O vulcão revolucionário de Lisboa fumegava como nunca. A ditadura franquista produzira no universo político uma irritação como poucas vezes se vira. Não eram agora só os republicanos a desejarem o retorno à normalidade constitucional e a devolução das garantias cívicas, atacadas em todas as frentes. Era uma vasta frente de oposição, na qual se divisavam regeneradores, progressistas, dissidentes, anarquistas, socialistas e até a grande massa anónima dos cidadãos vulgares, sem filiação partidária definida.
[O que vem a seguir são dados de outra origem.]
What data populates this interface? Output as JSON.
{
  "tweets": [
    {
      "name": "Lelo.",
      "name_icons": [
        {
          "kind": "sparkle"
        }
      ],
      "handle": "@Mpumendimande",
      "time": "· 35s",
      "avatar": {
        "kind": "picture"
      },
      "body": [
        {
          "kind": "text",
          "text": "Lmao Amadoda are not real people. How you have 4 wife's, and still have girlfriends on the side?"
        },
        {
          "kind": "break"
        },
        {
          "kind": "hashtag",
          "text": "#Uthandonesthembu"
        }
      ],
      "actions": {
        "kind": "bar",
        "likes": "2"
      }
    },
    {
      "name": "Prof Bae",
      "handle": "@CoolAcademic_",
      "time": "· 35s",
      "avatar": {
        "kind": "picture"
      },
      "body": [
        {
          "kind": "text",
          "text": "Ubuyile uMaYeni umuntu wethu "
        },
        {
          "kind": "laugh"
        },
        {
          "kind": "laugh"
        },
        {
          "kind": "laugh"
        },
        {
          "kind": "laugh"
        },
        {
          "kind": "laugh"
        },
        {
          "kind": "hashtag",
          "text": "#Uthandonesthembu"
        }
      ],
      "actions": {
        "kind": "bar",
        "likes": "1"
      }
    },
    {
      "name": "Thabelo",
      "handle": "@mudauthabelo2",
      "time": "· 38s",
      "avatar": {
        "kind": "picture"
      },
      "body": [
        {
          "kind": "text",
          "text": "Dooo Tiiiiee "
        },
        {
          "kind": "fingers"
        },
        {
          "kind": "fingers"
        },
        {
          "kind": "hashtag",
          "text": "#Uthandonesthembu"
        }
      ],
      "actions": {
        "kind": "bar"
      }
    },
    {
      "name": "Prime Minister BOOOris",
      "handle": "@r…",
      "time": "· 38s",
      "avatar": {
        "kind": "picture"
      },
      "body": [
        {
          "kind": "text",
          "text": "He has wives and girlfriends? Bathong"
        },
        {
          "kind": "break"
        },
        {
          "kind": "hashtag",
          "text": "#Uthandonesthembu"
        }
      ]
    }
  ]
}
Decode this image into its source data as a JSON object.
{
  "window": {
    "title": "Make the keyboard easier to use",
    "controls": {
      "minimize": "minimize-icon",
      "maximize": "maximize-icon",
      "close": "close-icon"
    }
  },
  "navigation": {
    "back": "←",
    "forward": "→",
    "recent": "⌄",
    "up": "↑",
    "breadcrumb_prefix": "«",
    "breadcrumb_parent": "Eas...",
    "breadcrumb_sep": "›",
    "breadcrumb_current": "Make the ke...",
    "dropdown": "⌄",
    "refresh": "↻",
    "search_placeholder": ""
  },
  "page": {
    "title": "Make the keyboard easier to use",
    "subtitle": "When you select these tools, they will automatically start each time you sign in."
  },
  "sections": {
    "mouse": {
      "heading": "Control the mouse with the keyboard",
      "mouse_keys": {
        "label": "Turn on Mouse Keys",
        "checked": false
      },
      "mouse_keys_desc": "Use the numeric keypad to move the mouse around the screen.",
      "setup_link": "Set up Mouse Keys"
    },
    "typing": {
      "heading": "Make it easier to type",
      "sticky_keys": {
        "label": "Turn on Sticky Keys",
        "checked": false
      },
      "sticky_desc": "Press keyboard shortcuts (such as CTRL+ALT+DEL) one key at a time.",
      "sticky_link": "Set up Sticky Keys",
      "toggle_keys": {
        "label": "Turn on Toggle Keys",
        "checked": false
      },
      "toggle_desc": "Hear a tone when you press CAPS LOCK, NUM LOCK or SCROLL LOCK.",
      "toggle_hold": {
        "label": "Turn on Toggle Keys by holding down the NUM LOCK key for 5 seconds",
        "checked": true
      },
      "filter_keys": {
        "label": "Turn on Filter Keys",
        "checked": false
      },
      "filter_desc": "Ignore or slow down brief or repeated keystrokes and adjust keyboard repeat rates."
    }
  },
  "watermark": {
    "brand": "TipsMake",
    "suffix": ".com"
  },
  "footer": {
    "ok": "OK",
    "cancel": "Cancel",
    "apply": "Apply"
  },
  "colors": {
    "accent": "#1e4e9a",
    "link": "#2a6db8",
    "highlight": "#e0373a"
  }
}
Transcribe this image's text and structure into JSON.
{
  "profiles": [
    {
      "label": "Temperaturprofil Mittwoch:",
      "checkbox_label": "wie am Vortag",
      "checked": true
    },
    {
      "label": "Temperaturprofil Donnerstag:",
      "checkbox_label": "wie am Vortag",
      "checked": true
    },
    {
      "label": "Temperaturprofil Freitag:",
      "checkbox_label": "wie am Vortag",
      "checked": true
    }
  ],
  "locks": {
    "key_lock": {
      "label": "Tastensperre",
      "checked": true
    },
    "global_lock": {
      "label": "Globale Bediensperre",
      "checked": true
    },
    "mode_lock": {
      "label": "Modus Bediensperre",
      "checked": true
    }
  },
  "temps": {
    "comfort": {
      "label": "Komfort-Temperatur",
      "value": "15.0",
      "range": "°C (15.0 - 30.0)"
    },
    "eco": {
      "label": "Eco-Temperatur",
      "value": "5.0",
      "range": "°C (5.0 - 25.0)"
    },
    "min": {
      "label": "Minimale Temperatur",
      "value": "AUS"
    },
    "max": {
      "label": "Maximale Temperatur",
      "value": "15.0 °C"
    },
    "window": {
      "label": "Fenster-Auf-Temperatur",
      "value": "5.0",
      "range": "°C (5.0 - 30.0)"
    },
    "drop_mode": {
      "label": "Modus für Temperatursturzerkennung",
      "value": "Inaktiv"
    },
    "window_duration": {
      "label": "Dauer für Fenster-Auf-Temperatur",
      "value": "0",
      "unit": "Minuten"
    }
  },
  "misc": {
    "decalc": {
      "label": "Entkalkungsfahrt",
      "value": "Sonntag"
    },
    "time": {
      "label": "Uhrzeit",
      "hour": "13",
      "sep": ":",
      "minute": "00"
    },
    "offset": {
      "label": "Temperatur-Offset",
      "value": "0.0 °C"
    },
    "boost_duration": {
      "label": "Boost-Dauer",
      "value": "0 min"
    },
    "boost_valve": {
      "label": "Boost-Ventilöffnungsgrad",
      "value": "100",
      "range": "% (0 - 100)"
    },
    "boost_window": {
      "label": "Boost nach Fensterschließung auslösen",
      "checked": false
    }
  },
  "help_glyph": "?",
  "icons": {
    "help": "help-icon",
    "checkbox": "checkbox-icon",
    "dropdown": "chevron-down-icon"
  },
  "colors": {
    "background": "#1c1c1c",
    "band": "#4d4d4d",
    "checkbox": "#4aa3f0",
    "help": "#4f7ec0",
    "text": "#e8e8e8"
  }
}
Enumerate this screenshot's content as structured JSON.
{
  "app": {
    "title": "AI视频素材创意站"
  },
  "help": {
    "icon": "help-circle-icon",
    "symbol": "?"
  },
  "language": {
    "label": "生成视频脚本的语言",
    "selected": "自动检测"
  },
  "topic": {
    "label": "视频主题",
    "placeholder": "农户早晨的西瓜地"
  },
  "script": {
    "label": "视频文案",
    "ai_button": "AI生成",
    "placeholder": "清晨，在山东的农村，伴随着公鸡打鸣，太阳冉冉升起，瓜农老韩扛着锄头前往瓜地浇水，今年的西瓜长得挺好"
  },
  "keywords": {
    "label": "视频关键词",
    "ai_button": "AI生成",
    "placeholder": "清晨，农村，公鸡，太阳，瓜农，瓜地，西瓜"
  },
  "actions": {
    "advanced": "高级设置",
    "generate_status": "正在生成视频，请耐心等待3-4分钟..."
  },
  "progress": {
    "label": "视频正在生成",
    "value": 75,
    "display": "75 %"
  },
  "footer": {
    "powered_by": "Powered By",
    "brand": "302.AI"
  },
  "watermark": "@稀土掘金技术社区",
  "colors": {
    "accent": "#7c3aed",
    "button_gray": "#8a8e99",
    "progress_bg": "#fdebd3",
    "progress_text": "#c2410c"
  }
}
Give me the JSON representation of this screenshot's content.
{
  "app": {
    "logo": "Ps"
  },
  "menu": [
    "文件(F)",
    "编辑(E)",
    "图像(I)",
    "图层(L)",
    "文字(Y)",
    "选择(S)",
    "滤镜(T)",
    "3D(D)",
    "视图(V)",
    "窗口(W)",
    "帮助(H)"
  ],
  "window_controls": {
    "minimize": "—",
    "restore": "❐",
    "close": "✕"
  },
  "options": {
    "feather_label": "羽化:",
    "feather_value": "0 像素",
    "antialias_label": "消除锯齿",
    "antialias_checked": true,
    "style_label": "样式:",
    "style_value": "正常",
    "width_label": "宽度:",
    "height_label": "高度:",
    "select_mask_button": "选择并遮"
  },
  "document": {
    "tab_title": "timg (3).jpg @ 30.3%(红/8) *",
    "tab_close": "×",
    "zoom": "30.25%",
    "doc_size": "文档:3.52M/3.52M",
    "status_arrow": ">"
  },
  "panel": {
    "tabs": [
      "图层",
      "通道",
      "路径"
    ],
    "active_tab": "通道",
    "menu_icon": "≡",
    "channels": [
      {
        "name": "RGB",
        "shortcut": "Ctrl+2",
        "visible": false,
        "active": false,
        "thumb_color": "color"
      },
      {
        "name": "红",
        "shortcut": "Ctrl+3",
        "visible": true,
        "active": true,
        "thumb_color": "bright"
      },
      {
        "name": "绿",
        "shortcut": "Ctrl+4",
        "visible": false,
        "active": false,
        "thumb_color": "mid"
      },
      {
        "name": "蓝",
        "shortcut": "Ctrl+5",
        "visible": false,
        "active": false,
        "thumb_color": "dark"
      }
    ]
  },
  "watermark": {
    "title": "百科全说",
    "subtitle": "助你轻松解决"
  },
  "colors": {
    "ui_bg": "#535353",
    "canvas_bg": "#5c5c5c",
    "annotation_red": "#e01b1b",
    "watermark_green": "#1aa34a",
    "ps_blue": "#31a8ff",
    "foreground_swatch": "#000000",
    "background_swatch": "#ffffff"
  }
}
Falava-se em aprisionar e até em eliminar fisicamente João Franco. Os presságios timbravam pela convergência e unanimidade. Uma onda de boatos invadiu a opinião pública quando foram presos João Chagas, Alfredo Leal, França Borges e sobretudo António José de Almeida. Este era o idolatrado tribuno do republicanismo, o Verbo revolucionário por excelência, o mentor de todas as esperanças de amanhã, o aval de todas as indignações. João Franco recebia pelo correio, todos os dias, numerosas cartas, expressando a maioria delas os protestos mais indignados e consignando uma minoria das mesmas o incentivo da solidariedade e do apoio. Uma dessas cartas recomendava com ênfase que não se tocasse em António José de Almeida. Muitos atentos observadores da realidade previam um desenlace catastrófico. Raul Brandão escreveu num dos seus volumes de “Memórias”: “Isto, toda a gente o afirma, acaba logicamente no atentado pessoal”. Não eram outras as palavras de Cunha e Costa, ao vaticinar: “Há mais de duzentas pessoas apostadas em matar João Franco. Isto acaba por um atentado pessoal”. O ditador procurava trocar as voltas aos inimigos, mudando frequentemente de domicílio e tornando o seu paradeiro difícil de situar.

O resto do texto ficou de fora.